Art. 1:89 BW in verbinding met art. 1:88 BW?
Overigens vind ik ‘art. 1:89 BW in verbinding met art. 1:88 BW’ onwenselijk taalgebruik. Wie liever geen ‘juncto’ of ‘jo.’ schrijft, kan schrijven ‘art. 1:89 en art. 1:88 BW’. Dat is korter dan ‘in verbinding met’.
Varia
Een hof verwerpt de stelling van appellant dat het beroep op verjaring van de geïntimeerde naar maatstaven van redelijkheid en billijkheid onaanvaardbaar is en oordeelt daartoe: „Dit standpunt slaagt niet.” Fout, althans foeilelijk, taalgebruik. Immers, een standpunt is al dan niet juist. Een verweer slaagt al dan niet. Maar we schrijven niet dat een standpunt al dan niet zou slagen.

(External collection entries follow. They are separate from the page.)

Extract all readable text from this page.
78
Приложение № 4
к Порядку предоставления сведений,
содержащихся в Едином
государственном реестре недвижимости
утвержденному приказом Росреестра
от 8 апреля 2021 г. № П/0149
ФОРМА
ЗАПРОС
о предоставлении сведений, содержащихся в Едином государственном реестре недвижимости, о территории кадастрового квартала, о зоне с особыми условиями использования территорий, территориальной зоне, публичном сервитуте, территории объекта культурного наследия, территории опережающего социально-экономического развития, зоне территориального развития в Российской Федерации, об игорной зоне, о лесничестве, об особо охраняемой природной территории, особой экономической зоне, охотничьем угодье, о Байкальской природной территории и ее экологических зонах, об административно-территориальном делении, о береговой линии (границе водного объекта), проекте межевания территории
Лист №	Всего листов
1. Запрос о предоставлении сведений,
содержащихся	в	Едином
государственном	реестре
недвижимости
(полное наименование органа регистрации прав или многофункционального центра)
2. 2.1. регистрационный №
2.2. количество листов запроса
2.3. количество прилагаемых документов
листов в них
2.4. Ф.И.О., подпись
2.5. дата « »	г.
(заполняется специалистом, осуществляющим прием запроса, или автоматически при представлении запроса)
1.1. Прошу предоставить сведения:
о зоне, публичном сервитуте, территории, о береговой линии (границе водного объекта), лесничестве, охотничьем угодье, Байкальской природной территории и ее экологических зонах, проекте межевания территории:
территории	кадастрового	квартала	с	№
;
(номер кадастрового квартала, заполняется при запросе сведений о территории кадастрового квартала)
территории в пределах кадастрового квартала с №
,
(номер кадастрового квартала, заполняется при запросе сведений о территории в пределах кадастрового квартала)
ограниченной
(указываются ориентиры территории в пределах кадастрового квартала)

Op LinkedIn zie ik een profiel van X, die zichzelf aanduidt als „gepensioneerd advocaat”. Bedoelt X daarmee tot uiting wil brengen dat X advocaat was, doch zich van het tableau heeft laten schrappen om verder als pensionado door het leven te gaan, wat ik vermoed, dan miskent X dat zij/hij thans geen advocaat meer is en daarom ook geen gepensioneerd advocaat is. Wil X daarmee tot uiting beoogt te brengen dat zij/hij weliswaar nog steeds advocaat is, maar nu vooral van haar/zijn pensioen geniet, dan schrijft zij/hij niet ondubbelzinnig, ofschoon juristen zich altijd en overal van ondubbelzinnig taalgebruik te bedienen hebben.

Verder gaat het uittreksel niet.